Using volunteer labour is cheaper. Volunteers don't have to be paid. If that's the
only reason an organisation is using volunteer labour, the organisation needs to take a long hard look at what it's using volunteer labour
for.
Livejournal needs a police force. Any big community does. And in my opinion, even a bad police force can be better than none at all. I think LJ Abuse is a bad police force, but it's better than nothing.

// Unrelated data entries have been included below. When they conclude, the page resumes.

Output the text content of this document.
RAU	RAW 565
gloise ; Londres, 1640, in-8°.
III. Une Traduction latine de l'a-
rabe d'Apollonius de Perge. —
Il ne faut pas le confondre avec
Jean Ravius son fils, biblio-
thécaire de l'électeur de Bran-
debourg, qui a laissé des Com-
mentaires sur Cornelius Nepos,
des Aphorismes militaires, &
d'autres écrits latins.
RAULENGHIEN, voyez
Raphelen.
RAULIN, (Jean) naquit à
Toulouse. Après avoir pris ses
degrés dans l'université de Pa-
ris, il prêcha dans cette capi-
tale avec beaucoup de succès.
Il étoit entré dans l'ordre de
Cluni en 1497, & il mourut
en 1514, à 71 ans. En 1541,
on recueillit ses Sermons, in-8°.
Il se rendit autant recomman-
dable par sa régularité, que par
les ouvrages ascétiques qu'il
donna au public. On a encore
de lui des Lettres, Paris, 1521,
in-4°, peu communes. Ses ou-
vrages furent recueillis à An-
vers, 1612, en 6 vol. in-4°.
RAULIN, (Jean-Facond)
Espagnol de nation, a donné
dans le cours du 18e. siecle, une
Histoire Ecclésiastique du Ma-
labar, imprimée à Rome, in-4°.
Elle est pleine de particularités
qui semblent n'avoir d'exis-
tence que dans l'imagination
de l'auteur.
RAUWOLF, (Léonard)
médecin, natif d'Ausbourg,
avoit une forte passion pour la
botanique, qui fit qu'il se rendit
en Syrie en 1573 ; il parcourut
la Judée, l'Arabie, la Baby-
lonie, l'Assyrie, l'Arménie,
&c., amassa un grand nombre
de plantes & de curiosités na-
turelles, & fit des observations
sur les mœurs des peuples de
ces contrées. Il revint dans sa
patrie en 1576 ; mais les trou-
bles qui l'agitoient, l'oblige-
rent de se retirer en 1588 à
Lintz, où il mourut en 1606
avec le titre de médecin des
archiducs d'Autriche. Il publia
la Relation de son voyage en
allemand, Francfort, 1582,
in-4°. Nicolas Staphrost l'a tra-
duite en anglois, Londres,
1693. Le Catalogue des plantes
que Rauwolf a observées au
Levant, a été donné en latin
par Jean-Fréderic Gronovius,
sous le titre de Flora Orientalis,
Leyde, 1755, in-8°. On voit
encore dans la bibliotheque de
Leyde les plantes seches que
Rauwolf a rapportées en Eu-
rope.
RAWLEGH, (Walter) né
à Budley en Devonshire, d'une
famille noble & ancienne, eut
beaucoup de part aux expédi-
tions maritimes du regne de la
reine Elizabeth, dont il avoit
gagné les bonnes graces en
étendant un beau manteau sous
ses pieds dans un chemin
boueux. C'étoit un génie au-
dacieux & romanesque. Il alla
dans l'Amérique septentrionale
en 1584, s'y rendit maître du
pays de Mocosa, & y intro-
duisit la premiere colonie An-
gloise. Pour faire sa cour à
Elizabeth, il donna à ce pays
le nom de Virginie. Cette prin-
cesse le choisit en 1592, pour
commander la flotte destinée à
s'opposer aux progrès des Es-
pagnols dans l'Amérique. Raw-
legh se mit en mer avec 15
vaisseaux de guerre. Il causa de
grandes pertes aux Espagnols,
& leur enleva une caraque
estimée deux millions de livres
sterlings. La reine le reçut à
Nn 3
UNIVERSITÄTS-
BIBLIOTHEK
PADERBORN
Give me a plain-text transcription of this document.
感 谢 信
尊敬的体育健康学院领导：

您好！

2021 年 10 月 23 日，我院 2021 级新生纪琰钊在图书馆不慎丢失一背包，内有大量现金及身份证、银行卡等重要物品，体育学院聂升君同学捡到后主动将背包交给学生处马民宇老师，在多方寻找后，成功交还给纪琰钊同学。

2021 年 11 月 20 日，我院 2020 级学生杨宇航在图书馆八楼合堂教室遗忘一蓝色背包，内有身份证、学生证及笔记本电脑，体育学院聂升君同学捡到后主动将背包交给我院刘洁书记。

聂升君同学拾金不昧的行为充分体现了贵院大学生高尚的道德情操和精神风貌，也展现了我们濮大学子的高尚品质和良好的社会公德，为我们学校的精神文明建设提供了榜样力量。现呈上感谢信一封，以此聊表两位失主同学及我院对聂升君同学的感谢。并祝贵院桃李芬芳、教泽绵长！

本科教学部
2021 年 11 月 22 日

What kind of police force it needs depends on the nature of the community. A science-fiction convention generally does just fine with volunteer security and clearly explained rules: and in many ways, livejournal used to be run very like a science-fiction convention. But it's not: it's a corporately-owned online community running on corporate servers... policed by volunteers who are, according to Doug Bryan,
not under SixApart's control. That's a bad police force, and Doug's toleration of that because he doesn't feel he can lay down firm rules for volunteers that they must follow, makes him a bad manager.
Of course, Doug may not have been altogether honest about this: it may be that he is blaming LJ Abuse because LJ Abuse is a convenient target for user rage, and he would rather have us blame LJ Abuse than blame Six Apart. If so, that doesn't just make him a bad manager: it makes him a bad human being.
I started out to write this comment just as a link to what-else-is-being-said, but the importance of Doug's claim has struck me in the writing of it: I'll be cross-posting this.